Но то, что слышал в рояле профессор — высшую математику гамм и аккордов, интегралы искусства, — Иван Емельянович слышать не мог. Он знал, что не мог, и молчал. Профессорский суд был для нею непререкаем.
...Наутро второго января начальник цеха думал о производственном плане — ста роялях в год. План был остовом, мерой жизни для Кораблева. Похмелье и нездоровье — все это Иван Емельянович мог пересилить, унять. Он не стал бы страдать и кряхтеть после Нового года, а встал бы, засунул пустые бутылки в сетку, сходил к окошку за гастрономом и сдал. И выпил бы пива, потерся в жужжащей и дружеской толчее у ларька. И пиво было бы поверху теплым, а ближе к донцу — холодным. Все боли бы отлетели, и можно бы похвастаться перед соседом, как трудно вытягивать план, как весь декабрь штурмовали...
Но план был выполнен только на девяносто девять процентов. Сосновский не принял последний рояль... Иван Емельянович застонал, чтобы слышно стало жене, и жена пришла бы к нему. Он сказал бы тогда жене, что сердце — не шутка, что надо проверить ого, что когда проверяли на военной комиссии в сорок девятом году, уже и тогда давление было сто шестьдесят на девяносто. Он сказал бы жене, что теперешняя работа ему вконец расшатает нервы, что работа вся — нервотрепка, что он не лечил свой радикулит с самой финской войны и едва ли ему дотянуть до пенсии...
Но жена не откликнулась, значит, ушла в магазин.
Кораблев свесил ноги с постели. Он думал, насколько теперь поднялось у него, в сравнении с сорок девятым годом, давление крови, что надо поехать в Цхалтубо и там посидеть хорошенько в лечебной воде. Он думал о раке, гипертонии, стенокардии и об инфаркте... «А кому же еще и болеть, как не мне? — разговаривал сам с собой Кораблев. — Две войны, всю блокаду прошел, и работа такая нервная. И тем — хоть рассыпься, а выдай план, и этих нельзя обидеть. Инфаркт от расстройства бывает. Расстроишься сильно — и хватит. Да плюс к тому еще климат гнилой. Гипертония, наверное, и так уже заработана. И стенокардия...»

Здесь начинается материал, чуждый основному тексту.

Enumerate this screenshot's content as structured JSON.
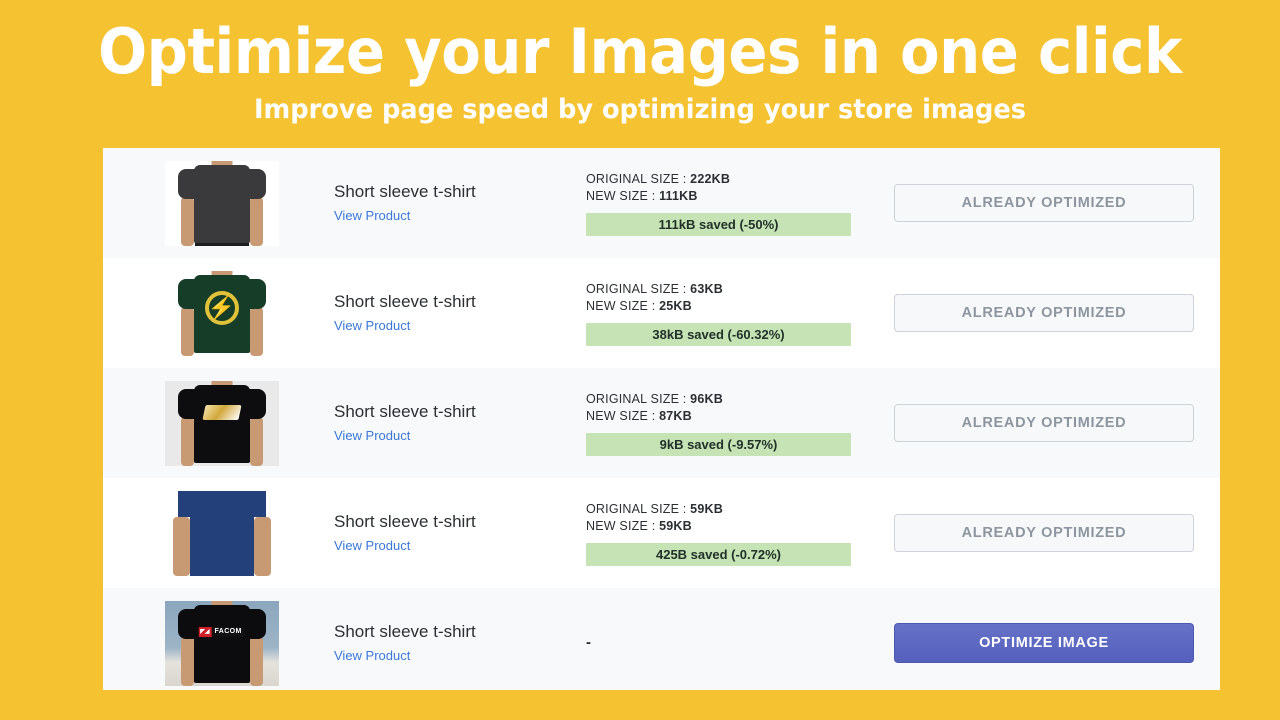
{
  "header": {
    "headline": "Optimize your Images in one click",
    "subhead": "Improve page speed by optimizing your store images"
  },
  "colors": {
    "background": "#f5c231",
    "card": "#ffffff",
    "row_alt": "#f8f9fa",
    "link": "#3b78d8",
    "saved_bar": "#c5e3b4",
    "primary_button": "#5560bd",
    "disabled_button_text": "#8d96a0"
  },
  "labels": {
    "original_size": "ORIGINAL SIZE :",
    "new_size": "NEW SIZE :",
    "view_product": "View Product",
    "already_optimized": "ALREADY OPTIMIZED",
    "optimize_image": "OPTIMIZE IMAGE",
    "empty_stats": "-"
  },
  "rows": [
    {
      "title": "Short sleeve t-shirt",
      "link": "View Product",
      "original_size": "222KB",
      "new_size": "111KB",
      "saved": "111kB saved (-50%)",
      "action": "ALREADY OPTIMIZED",
      "action_state": "disabled",
      "thumb": "dark-gray-tshirt"
    },
    {
      "title": "Short sleeve t-shirt",
      "link": "View Product",
      "original_size": "63KB",
      "new_size": "25KB",
      "saved": "38kB saved (-60.32%)",
      "action": "ALREADY OPTIMIZED",
      "action_state": "disabled",
      "thumb": "green-bolt-tshirt"
    },
    {
      "title": "Short sleeve t-shirt",
      "link": "View Product",
      "original_size": "96KB",
      "new_size": "87KB",
      "saved": "9kB saved (-9.57%)",
      "action": "ALREADY OPTIMIZED",
      "action_state": "disabled",
      "thumb": "black-gold-graphic-tshirt"
    },
    {
      "title": "Short sleeve t-shirt",
      "link": "View Product",
      "original_size": "59KB",
      "new_size": "59KB",
      "saved": "425B saved (-0.72%)",
      "action": "ALREADY OPTIMIZED",
      "action_state": "disabled",
      "thumb": "navy-tshirt"
    },
    {
      "title": "Short sleeve t-shirt",
      "link": "View Product",
      "original_size": null,
      "new_size": null,
      "saved": null,
      "action": "OPTIMIZE IMAGE",
      "action_state": "primary",
      "thumb": "facom-black-tshirt"
    }
  ]
}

Он стал вспоминать еще и другие болезни и прикладывать их к себе, примерять. И все болезни казались впору, такая простудная вышла жизнь. Кораблев сидел на кровати в исподнем и старался себя пожалеть, но жалость не наступала; позабыться и оправдаться болезнью было нельзя. Профессор Сосновский не подписал последний приемочный акт. Девяносто девять роялей отправлены были заказчикам, а сотый остался висеть на начальнике цеха...
Другие два члена приемочной тройки готовы были принять. Иван Емельянович видел: они садились к роялю, и головы их тряслись от усердия, так сильно они ударяли но клавишам. Широко разгоняли в стороны руки, потом сводили их вместе. Руки были похожи на галочьи крылья...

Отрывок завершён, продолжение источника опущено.